When you surprise a brute like that, or especially when he surprises you, the rule is to freeze in your tracks; but you need not memorize it, since instinct will attend to the matter perfectly if you follow it without question. If you must move before he does, ignore the animal; turn half away (never move directly toward or from him) and walk quietly off at a tangent, as if going about your own affairs. But here the bear had me wholly at a disadvantage. Except to start fair upright, any move was impossible under the blankets, and a sudden motion would certainly throw the brute into a panic; in which event he might bolt away or bolt into the “Commoosie.” You can never be sure what a startled animal will do at close quarters. So I lay still, following an instinctive rather than a rational decision.
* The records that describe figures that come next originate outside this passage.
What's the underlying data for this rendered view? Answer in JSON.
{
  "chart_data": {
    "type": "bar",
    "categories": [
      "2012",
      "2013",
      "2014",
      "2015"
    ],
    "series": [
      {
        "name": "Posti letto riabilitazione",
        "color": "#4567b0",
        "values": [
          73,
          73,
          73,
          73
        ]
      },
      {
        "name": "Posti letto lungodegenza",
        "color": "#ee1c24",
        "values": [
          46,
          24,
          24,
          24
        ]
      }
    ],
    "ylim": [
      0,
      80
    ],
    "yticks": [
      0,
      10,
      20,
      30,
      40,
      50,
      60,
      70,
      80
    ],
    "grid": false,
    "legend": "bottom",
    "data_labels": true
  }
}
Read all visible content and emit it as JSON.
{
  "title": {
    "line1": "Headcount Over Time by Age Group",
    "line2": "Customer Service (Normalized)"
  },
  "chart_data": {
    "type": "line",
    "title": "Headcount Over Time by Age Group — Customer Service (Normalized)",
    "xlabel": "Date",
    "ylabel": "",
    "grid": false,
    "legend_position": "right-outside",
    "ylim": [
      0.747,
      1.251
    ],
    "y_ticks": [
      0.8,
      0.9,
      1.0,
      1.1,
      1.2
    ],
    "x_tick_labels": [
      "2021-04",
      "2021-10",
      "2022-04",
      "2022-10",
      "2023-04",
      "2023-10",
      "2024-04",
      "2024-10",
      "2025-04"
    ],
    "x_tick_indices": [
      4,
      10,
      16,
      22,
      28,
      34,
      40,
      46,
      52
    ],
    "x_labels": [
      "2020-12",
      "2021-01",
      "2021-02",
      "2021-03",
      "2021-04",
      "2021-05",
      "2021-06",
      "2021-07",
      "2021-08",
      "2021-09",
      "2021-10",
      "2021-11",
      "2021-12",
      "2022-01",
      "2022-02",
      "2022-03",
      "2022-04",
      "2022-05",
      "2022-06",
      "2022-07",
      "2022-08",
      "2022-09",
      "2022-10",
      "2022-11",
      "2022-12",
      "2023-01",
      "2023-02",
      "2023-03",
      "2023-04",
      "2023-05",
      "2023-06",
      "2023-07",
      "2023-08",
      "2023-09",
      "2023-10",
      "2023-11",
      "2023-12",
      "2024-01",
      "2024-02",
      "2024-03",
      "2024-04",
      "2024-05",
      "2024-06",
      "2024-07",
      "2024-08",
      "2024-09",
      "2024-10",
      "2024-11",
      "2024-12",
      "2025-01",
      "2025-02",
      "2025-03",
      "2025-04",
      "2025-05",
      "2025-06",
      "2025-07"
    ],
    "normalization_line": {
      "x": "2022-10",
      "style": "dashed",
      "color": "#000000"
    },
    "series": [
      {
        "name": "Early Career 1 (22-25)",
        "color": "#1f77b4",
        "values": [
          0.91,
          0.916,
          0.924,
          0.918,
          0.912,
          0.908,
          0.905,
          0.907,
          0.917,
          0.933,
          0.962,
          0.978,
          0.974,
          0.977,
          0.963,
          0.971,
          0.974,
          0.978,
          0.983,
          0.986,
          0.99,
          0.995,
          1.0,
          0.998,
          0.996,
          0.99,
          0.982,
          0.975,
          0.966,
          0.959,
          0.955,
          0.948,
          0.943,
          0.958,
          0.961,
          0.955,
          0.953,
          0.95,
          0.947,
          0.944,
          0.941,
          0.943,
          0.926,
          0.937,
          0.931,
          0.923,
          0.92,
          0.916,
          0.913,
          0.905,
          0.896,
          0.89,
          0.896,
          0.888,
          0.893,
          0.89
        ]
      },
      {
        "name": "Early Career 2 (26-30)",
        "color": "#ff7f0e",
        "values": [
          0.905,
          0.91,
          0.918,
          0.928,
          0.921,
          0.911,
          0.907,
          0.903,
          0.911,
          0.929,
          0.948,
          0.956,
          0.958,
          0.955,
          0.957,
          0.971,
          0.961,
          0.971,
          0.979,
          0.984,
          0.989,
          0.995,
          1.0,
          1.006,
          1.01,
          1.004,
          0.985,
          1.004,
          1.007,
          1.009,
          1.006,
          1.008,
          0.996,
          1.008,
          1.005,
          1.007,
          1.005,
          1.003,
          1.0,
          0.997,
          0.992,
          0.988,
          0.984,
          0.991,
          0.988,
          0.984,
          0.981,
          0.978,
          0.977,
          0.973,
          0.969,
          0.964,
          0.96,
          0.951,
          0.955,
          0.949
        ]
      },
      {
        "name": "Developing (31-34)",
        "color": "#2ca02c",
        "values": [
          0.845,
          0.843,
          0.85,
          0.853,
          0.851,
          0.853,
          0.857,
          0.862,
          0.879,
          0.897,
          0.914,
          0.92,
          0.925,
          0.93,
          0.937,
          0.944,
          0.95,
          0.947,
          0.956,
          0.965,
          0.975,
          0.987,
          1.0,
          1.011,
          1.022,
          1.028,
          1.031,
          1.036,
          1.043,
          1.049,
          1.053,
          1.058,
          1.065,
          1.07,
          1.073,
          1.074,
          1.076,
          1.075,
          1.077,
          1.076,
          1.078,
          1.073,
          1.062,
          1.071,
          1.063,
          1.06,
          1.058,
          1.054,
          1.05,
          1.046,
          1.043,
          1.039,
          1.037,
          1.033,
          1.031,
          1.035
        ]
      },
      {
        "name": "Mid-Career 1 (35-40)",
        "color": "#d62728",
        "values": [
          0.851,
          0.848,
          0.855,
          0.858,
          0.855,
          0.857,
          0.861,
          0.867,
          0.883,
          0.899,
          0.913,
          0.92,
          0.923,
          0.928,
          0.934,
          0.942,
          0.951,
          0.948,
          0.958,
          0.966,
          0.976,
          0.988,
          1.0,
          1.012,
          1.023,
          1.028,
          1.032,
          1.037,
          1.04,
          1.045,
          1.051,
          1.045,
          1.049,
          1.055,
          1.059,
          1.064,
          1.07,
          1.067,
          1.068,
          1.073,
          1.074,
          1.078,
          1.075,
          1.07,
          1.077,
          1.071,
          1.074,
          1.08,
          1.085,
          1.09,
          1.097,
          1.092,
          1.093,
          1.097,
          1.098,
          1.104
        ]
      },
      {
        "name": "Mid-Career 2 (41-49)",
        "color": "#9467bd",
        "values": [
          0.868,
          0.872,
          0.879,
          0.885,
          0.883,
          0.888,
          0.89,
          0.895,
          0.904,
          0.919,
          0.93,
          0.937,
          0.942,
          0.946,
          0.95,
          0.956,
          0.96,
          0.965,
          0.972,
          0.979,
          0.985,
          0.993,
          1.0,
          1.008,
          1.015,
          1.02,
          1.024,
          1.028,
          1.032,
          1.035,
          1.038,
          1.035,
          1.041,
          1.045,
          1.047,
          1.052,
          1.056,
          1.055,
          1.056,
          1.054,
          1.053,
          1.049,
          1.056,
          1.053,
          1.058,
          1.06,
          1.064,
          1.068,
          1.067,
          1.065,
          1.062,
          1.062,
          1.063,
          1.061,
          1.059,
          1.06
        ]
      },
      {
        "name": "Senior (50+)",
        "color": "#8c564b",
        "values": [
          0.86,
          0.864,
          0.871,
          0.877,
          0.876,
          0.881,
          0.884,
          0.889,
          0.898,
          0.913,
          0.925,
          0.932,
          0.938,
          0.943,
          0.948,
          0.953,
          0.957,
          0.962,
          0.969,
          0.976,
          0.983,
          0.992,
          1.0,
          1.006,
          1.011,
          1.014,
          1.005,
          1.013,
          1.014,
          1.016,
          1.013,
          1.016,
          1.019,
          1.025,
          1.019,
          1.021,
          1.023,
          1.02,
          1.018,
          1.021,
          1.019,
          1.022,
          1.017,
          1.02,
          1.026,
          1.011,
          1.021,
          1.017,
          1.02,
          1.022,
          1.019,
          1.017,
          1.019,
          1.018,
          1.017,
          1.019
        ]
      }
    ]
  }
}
Presently the bear glided away, but falteringly, and I knew that he was not satisfied. Without a sound I reached for my heavy revolver, gripped it, and lay as I was before. Very soon the bear’s head reappeared; like a shadow his bulk moved across the opening, and again he raised himself on the threshold for a look. He probably smelled me, as I certainly smelled him, rank and doggy; but a sleeping man gives off very little scent (of a non-alarming kind, I think), and Mooween’s inquisitiveness had made a bold beast out of a timid one. He had a fine autumn coat; the short velvety fur rippled or gleamed as the moonlight touched it, giving to its lustrous black an apparent fringe of frosty white, like the pelt of a silver fox.